Key Derivation Process

To ensure application-layer keys, credentials, and other confidential or sensitive data can only be accessed by specific devices under defined states, Realtek Ameba series SoCs support unique binding through KDF. To prevent re-derivation of previously used keys, only trusted code can access all source data.

../../_images/huk_derivation_device_binding.svg

HUK derivation occurs in two phases:

  • Boot ROM phase (blue section on left side of diagram) implemented by Realtek.

  • Bootloader phase (gray section on right side) implemented by customers according to application requirements.

During Boot ROM phase key derivation, HUK is protected by the following measures against leakage:

  • Reading HUK in RMA state returns all FF values, preventing RMA software from accessing customer-defined HUK. Effectively protects derived keys from leakage in RMA state.

  • When customer-derived keys are compromised, data associated with these keys becomes vulnerable.

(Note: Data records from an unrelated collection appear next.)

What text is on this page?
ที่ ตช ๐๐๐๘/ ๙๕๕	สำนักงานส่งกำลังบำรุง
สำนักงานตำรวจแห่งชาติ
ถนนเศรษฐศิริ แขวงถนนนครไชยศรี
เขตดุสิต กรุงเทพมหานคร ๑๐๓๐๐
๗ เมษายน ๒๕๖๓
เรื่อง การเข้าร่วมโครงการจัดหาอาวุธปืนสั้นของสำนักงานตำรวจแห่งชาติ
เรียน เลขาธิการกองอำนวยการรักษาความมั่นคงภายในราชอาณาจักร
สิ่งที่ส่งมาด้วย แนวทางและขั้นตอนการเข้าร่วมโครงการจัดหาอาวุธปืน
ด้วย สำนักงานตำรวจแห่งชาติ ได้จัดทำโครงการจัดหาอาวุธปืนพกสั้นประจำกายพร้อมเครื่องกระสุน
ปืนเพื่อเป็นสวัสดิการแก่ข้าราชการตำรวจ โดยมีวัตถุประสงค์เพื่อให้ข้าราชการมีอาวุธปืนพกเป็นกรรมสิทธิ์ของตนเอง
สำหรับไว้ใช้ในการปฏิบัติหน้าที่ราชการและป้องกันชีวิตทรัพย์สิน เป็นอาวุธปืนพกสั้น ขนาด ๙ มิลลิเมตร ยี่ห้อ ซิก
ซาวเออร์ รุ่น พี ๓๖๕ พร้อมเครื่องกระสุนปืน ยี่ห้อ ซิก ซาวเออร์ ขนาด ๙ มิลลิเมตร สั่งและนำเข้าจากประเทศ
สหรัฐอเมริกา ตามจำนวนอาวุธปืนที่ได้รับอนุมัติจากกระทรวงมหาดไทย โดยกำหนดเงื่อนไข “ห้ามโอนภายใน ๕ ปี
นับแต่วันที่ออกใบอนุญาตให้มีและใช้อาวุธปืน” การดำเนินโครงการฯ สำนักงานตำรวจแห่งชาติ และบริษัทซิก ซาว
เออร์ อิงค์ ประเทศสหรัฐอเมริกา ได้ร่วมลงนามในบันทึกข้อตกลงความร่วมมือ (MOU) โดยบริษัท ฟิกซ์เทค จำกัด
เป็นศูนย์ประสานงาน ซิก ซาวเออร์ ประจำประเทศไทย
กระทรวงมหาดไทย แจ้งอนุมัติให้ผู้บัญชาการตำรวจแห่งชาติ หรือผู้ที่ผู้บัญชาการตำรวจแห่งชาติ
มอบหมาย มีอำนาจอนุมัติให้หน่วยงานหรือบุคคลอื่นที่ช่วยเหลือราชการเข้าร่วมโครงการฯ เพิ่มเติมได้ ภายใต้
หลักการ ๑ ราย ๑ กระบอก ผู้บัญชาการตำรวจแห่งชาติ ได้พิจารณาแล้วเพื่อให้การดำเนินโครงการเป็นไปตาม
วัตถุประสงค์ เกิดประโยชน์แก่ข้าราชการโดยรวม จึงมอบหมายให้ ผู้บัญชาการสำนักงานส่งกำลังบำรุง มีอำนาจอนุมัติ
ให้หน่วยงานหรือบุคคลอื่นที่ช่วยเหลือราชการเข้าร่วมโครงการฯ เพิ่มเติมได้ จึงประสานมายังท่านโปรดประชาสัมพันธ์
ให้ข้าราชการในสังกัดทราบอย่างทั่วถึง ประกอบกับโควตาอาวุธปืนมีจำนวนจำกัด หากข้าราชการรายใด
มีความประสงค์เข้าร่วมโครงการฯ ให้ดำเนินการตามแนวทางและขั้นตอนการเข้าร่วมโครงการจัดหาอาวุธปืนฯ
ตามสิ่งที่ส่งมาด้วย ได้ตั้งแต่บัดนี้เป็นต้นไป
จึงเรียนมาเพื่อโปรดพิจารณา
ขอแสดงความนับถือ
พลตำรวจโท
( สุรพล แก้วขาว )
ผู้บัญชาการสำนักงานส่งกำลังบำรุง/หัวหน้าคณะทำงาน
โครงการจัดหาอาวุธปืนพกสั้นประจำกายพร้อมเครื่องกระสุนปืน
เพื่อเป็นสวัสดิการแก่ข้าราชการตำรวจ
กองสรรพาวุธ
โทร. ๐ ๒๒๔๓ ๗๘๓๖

Customers can update huk_epoch in manifest.json5 to re-derive new keys and migrate data using the new keys.

  • HUK is only accessible during Secure CPU Boot ROM phase and cannot be read in subsequent phases.

All KDF inputs except HUK are known. If HUK is obtained at any stage, the entire key derivation process can be replicated, exposing all temporary keys. Therefore, HUK access must be prevented in subsequent phases.

At the end of the key derivation in the Secure CPU Boot ROM, the software writes the Sticky register bit to 1 to set the HUK to an unreadable state, preventing subsequent stages from reading the HUK. This Sticky bit can only be written to 1 and cannot be cleared to 0. It is only reset when the system resets or wakes from deep sleep.

HUK OTP

Secure CPU Boot ROM determines HUK derivation enablement through the HUK_DERIV_EN bit (physical address 0x369[2]) in physical OTP.

  • Default state: SoC disables HUK derivation. The Sticky register bit is not written during boot, allowing immediate key readback after production programming to verify correctness.

    Recommendation: After confirming successful HUK programming, write 0 to HUK_DERIV_EN OTP bit.

  • After enabling: When HUK derivation is enabled and SoC is reset, software writes the Sticky register bit during Boot ROM phase, making original HUK unreadable after Secure CPU Boot ROM exits.

Name

OTP Address

Size (bits)

Description

HUK

0x310~0x31F

128

Random seed written during device manufacturing, used for deriving all other keys and identifiers during the boot phase

HUK_W_Forbidden_EN

0x364[7]

1

Once burned, HUK cannot be modified

HUK_DERIV_EN

0x369[2]

1

HUK derivation enable

HUK Derivation Method

  1. Configure huk_epoch in {SDK}\component\soc\amebaxxx\project\manifest.json5:

    img_id: 0,
img_ver_major: 1,
img_ver_minor: 1,
huk_epoch: 1,

    Maximum length of 4 bytes for huk_epoch. Users can update huk_epoch to re-derive new keys as needed.

  2. Program HUK-related OTP bits:

    Note

    CONFIG_ATCMD_SECURE must be enabled in menuconfig before using AT+SEC commands. Path: CONFIG SHELL Enable ATCMD SECURE (disabled by default).

    1. Generate random seed and program:

      AT+SEC=HUK_KEY,xxxxxxxxxxxxxxxxxxxxxxxxxxxxxxxx

      The command automatically reads back and verifies the OTP after writing. If verification fails, an error message is returned. If HUK is correctly programmed, lock HUK write protection to prevent modification:

      AT+SEC=HUK_LOCK

    2. Enable HUK derivation:

      AT+SEC=HUK_EN

      Note: After enabling HUK derivation, no application software can read HUK.

  3. Reset the device.

  4. Obtain Boot ROM phase derived keys:

    Keys derived through Realtek KDF during Boot ROM phase can only be accessed via the DerivedKey array in trusted code. For security, all KDF-related data remains inaccessible to untrusted code. Users only need to declare a 16-byte external array in secure code (Secure CPU Bootloader or Image3):

    extern uint_8 DerivedKey[16];

  5. Implement Bootloader phase key derivation:

    Customers can implement custom KDF or use Realtek-provided BOOT_ROM_KeyDeriveFunc to derive application keys in Secure CPU Bootloader. Use the DerivedKey from previous step as secret input. For example, one way to implement this derivation is to first combine the secret input with a specific label or context, and then processing the combined data with a hash algorithm (e.g., SHA2) to generate the application key. Hash algorithms provide security by not exposing the secret.